Anyone who uses their phone to check the weather or the news, who sends texts to their friends or their kids, has, at one time or other, wondered when they’re going to be able to vote electronically. Electronic voting, or e-voting, would be so much more convenient than having to go somewhere to vote.
But where we go, when we talk about e-voting, is into uncharted territory. There are very few rules and regulations when it comes to e-voting. There are rules about electronic voting machines – the kind we use at the polling station when we have local, state, and national elections – but even those machines are subject to a wide range of inconsistent rules and regulations.

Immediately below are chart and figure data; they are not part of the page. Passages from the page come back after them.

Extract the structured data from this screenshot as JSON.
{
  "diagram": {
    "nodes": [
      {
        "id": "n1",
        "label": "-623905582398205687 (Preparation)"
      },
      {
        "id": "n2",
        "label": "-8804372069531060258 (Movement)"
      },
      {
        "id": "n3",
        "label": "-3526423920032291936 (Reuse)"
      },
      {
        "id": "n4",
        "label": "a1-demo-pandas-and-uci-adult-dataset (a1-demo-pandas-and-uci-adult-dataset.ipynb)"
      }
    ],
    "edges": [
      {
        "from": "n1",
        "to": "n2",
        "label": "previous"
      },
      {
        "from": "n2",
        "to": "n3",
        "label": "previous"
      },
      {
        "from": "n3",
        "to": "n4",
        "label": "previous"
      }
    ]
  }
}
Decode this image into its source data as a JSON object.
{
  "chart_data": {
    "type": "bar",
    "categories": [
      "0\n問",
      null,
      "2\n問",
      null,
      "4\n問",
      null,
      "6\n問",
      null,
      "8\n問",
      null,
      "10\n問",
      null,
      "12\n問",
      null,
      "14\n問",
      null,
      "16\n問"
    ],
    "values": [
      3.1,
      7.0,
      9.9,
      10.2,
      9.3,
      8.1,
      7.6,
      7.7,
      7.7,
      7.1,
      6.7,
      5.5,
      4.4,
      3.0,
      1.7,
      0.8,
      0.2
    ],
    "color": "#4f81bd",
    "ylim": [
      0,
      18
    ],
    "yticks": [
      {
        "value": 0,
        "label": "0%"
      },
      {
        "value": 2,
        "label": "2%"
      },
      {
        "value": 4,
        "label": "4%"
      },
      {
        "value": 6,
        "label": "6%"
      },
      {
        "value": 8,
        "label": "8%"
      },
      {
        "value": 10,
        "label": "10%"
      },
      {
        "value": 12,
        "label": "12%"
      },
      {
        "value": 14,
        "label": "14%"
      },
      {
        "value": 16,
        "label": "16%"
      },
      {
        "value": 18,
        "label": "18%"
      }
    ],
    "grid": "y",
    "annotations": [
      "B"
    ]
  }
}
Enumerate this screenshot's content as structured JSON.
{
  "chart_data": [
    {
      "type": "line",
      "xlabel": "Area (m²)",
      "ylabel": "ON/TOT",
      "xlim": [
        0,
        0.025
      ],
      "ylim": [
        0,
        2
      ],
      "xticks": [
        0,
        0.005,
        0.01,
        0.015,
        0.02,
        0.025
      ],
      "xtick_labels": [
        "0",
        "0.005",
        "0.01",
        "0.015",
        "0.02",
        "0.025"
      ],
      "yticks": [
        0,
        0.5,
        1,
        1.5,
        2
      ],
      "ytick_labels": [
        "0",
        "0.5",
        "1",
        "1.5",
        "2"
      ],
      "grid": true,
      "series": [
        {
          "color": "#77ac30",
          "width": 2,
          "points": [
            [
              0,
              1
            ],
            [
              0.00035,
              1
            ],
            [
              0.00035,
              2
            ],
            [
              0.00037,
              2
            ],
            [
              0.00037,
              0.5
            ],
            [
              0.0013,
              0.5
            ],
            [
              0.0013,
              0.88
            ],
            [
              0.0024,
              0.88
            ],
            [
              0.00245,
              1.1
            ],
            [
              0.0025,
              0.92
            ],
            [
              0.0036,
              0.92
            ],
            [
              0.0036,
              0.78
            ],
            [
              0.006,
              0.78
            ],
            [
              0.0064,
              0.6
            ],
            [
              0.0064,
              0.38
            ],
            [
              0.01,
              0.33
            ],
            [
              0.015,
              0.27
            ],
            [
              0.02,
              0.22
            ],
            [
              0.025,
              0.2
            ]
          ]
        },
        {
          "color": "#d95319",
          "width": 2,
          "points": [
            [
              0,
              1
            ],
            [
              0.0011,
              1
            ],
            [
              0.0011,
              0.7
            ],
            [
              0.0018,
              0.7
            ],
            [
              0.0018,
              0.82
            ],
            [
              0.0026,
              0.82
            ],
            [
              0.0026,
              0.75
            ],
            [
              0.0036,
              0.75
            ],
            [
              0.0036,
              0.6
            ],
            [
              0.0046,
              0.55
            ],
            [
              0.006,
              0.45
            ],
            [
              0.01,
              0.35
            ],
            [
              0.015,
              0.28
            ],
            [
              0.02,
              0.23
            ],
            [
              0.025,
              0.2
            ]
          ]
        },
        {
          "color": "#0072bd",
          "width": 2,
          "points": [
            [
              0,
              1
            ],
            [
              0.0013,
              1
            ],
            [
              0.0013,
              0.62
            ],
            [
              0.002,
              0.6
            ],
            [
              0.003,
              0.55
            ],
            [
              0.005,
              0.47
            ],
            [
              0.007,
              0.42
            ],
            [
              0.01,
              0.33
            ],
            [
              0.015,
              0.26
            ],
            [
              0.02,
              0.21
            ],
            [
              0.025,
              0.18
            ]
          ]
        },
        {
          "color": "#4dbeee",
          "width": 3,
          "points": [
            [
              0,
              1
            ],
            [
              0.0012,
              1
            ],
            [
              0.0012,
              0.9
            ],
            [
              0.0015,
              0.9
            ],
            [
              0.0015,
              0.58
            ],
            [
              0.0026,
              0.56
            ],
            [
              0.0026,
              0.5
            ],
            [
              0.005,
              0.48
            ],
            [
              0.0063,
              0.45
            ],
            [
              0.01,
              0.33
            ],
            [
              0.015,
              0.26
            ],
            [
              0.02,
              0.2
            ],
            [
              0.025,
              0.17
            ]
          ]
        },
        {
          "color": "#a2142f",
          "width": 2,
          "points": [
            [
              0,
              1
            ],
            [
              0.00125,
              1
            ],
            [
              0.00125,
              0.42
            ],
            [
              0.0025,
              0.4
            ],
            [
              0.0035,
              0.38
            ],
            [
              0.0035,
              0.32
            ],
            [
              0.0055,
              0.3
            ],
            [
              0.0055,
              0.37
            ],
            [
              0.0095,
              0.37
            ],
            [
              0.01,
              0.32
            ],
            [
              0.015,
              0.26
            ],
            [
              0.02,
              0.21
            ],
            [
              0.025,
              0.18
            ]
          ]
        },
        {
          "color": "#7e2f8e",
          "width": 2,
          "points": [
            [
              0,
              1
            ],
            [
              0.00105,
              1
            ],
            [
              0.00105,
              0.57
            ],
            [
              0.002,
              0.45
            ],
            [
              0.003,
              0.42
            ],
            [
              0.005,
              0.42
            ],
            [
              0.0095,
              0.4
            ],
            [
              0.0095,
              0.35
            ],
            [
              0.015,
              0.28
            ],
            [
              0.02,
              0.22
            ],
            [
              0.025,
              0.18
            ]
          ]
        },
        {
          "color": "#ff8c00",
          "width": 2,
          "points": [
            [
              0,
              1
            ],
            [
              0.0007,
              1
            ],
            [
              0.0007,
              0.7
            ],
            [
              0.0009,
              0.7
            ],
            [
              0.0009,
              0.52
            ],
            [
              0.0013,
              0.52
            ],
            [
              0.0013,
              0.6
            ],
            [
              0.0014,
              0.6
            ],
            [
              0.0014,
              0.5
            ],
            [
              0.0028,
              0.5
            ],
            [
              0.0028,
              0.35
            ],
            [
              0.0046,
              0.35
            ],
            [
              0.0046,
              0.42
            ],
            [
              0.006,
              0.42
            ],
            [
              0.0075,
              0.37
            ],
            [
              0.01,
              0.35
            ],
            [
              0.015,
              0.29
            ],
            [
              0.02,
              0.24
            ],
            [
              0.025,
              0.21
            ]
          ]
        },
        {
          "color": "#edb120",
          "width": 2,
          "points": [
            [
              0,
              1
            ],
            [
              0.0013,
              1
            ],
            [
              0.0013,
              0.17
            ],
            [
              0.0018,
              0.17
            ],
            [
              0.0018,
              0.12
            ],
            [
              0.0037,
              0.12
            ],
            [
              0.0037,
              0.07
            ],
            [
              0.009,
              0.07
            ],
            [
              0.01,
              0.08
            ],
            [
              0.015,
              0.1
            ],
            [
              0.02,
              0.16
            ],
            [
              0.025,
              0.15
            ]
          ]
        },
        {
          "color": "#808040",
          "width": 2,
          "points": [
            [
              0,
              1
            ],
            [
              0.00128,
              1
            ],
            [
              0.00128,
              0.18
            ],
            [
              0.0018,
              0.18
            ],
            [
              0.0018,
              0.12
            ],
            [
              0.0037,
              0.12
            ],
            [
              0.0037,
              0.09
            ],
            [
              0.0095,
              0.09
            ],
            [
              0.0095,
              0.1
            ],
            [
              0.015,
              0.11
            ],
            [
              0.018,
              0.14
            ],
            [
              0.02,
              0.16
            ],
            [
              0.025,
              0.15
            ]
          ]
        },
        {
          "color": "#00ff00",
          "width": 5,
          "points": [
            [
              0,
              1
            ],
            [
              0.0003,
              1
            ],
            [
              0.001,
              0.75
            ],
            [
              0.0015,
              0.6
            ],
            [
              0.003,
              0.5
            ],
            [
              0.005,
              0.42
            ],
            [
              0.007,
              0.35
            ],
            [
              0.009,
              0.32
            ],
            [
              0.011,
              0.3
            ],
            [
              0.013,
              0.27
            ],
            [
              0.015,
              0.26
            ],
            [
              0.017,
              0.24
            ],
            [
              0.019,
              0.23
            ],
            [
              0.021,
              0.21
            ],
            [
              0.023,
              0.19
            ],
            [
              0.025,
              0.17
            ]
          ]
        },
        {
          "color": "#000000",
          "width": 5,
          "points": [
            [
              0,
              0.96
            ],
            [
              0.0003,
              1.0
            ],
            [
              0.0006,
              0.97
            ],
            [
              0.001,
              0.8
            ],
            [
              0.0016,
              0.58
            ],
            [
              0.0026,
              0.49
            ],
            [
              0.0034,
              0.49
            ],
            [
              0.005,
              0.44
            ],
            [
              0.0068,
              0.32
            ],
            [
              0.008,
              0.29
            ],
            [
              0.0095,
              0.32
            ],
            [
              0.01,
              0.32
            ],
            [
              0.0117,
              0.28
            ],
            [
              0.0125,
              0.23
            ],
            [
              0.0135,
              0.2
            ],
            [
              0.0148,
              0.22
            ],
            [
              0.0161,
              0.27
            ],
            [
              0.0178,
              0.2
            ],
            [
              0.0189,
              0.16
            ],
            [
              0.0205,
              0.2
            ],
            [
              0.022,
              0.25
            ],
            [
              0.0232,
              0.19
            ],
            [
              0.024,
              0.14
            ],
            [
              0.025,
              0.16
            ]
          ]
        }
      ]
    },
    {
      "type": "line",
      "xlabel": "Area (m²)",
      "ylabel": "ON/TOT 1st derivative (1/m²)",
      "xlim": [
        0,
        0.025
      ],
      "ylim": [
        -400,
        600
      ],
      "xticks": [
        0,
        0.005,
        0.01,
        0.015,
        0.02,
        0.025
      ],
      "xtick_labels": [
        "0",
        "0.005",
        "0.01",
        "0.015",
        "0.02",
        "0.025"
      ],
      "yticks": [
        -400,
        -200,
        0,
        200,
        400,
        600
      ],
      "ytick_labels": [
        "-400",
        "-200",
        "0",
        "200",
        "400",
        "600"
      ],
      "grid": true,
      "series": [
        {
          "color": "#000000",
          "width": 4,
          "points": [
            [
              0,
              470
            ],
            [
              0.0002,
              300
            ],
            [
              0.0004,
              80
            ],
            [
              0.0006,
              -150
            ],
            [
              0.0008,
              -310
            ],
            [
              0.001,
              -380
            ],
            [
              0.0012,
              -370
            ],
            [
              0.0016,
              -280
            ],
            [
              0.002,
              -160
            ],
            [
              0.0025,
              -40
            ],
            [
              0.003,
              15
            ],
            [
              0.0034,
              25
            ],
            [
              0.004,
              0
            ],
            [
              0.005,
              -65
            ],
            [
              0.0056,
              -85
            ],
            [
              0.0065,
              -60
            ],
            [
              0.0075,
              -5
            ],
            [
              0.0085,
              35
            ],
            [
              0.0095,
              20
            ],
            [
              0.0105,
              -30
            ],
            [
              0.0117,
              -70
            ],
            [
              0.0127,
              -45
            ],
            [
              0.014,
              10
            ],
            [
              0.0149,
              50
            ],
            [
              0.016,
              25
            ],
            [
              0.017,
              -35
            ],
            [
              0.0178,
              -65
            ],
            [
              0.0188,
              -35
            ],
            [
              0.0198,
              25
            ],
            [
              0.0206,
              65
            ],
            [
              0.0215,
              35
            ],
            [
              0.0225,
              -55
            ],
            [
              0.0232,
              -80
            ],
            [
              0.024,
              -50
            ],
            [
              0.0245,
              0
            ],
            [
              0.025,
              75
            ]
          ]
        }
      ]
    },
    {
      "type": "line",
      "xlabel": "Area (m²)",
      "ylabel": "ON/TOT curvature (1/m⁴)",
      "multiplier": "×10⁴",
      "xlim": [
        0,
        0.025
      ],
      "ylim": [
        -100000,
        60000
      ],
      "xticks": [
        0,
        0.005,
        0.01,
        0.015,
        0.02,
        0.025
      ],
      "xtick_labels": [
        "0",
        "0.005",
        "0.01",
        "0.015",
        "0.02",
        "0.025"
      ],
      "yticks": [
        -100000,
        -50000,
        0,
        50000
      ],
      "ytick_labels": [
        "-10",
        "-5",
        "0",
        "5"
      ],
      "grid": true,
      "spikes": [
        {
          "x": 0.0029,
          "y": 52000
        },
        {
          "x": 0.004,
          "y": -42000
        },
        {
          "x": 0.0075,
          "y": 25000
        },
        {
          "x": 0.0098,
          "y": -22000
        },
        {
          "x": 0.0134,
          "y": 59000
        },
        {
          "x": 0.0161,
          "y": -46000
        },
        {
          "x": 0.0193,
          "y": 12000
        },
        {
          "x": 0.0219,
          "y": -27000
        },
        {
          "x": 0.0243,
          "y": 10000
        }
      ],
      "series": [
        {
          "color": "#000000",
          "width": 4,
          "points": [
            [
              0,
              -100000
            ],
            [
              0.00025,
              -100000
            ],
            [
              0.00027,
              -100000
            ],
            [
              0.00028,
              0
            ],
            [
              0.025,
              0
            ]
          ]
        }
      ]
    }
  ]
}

The National Conference of State Legislatures (NCSL) does a great job of identifying the characteristics that we need in electronic voting equipment (such as physical security, auditability, the ability to correctly register and count all votes, and so on), but then they go on to showcase how many variations there are in the regulations implemented at the state and national levels.
None of that really addresses the question about the feasibility of e-voting as we touched on it at the top of this piece, either. Look for anything relating to rules and regulations that might help you vote in your next state representative from your phone and you will look for a long time.
What about electronic voting as it might relate to a board or shareholder meeting? Firms developing electronic voting systems must have given that some thought. And, to be sure, they have. There are applications and systems that are designed to enable e-voting for such meetings.
Yet here again we find ourselves in uncharted territory. What state regulations cover voting within your organization? What do your corporate by-laws say about voting? As the Law of Order blog points out, many state regulations and corporate by-laws presume that votes will be taken in person.
Indeed – think back to our previous discussion on what constitutes a quorum. The notion of a quorum involves the presence of some number of voting members. Can you have a quorum if your members are voting from other than the meeting place? Can you hold a vote if you don’t have a quorum?
When it comes to electronic voting, we still only have broad outlines of the rules that should govern how we do this. Whether we’re voting for local, state, or federal offices or whether we’re voting for new board members or corporate policies, we need security, accountability, auditability, and so on – but we may also need a new vision of how to conduct a vote that is fair, inclusive, and responsible. It’s still uncharted territory, and there be dragons out there.